Ou isso ou aquilo mesmo

Por mais que a tenham negado, a divisão no governo em duas correntes não precisaria de mais demonstrações. Talvez por isso, e já que nova exibição da divergência essencial se apresentou, quiseram os seus principais personagens distingui-la agora das anteriores com uma qualidade adicional e valiosa.
Enquanto era apenas palavrosa, a divergência entre os proponentes de políticas de crescimento e os continuadores da linha FMI/Fernando Henrique/Malan podiam deixar Lula pairando por aí, com algum discurso engatilhado para a próxima oportunidade, como se a discordância não lhe dissesse respeito. Uma prova de que, apesar de seus engranfinados detratores, Lula tem um lado britânico: o seu lado de rainha da Inglaterra.
Por inadvertência ou por uma frustração que milhões experimentam, Luiz Marinho pela CUT e Paulo Skaf pela Fiesp, de que é o presidente recém-eleito, retomaram de público a idéia de acordo entre empresários, empregados e governo, com o propósito de soltar o Brasil das amarras que o retêm. É a fórmula que fascina tanta gente desde o êxito do pacto social que levou ao grande avanço da Espanha, conduzido pelo Partido Socialista de lá (de comum com o de cá, nada além do nome aqui mais impróprio).
José Dirceu à frente, no ministério, no PT e no Conselho de Desenvolvimento Social (aquela multidão que se reúne para discutir como continuar conselho se não pode aconselhar) depressa se difundiram as adesões. A rigor, a iniciativa que apareceu sob o nome da imóvel CUT e da Fiesp foi impulsionada por reuniões sigilosas que se repetem em série, com integrantes do governo e um grupo dos participantes daquele conselho. Por isso não se deve excluir a hipótese muito provável, para dizer o menos, de ação combinada.
Deu-se o previsível: o centurião Antonio Palocci e sua guarda levantaram prontamente as pontes para impedir o avanço do acordo por políticas de crescimento real, programado, e não inflado pela propaganda da mídia governista.
Passado do palavrório a fatos, a divergência joga Lula, não importa se a contragosto, no centro da questão. Aí se encontram nos arquivos, acessíveis, as entrevistas impressas e os vídeos com as inúmeras afirmações do candidato Lula de que ele, e só ele, tinha as condições naturais e políticas para enlaçar empresários, empregados e governo em um grande entendimento para mudar o Brasil. Afirmações que, com boa dose de razão, tiveram poder sedutor sobre tantos eleitores confiantes em um pacto como solução. O tal Conselho, na sua idéia inicial, foi aliás anunciado como ponto de partida para a construção do grande acordo, e depois inflado para deformar-se e não criar problemas ao outro acordo, o de Lula/ Palocci com as forças internas e externas determinantes da política econômica do governo Fernando Henrique.
Pairar à margem da proposta agora reiterada ou, o que dá no mesmo, ficar com a posição representada por Antonio Palocci será como que um aval de Lula às acusações de que iludiu o eleitorado na campanha, e o trai no governo. Aderir à sua própria pregação de candidato exigirá alterações, inclusive físicas, na fisionomia do governo, de natureza e dimensão que Lula até hoje não se mostrou habilitado a encarar. Coisas que não se fazem com discurso, mas com exercício efetivo da Presidência, de comando.
Não se trata, no entanto, de interrogação cuja resposta nos exija maior tempo de expectativa.

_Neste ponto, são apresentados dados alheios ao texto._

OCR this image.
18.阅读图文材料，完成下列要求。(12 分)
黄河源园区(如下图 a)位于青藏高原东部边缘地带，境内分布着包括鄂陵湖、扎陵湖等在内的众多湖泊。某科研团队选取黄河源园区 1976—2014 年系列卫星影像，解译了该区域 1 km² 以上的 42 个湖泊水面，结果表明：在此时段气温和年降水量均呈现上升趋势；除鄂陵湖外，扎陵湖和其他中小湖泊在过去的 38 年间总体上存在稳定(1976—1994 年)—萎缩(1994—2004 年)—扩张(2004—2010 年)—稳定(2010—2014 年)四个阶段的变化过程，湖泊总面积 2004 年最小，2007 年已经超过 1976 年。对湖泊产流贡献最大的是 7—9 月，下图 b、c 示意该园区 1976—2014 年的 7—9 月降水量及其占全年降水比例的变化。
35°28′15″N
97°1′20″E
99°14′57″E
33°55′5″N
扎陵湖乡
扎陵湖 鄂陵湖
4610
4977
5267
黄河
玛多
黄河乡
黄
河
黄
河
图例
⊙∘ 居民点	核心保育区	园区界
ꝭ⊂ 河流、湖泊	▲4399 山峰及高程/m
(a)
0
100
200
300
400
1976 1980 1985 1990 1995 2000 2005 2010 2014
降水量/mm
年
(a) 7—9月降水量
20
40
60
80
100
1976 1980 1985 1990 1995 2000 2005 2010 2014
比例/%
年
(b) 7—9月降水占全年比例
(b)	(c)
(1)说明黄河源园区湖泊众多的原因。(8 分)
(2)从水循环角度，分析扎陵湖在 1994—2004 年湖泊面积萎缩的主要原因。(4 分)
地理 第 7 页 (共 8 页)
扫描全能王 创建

Texto Anterior: Aumenta o número de operários em obra do Tietê
Próximo Texto: Eleições 2004/Campanha: Vitória de Serra trará "crise política" de anos, diz Marta
Índice



Copyright Empresa Folha da Manhã S/A. Todos os direitos reservados. É proibida a reprodução do conteúdo desta página em qualquer meio de comunicação, eletrônico ou impresso, sem autorização escrita da Folhapress.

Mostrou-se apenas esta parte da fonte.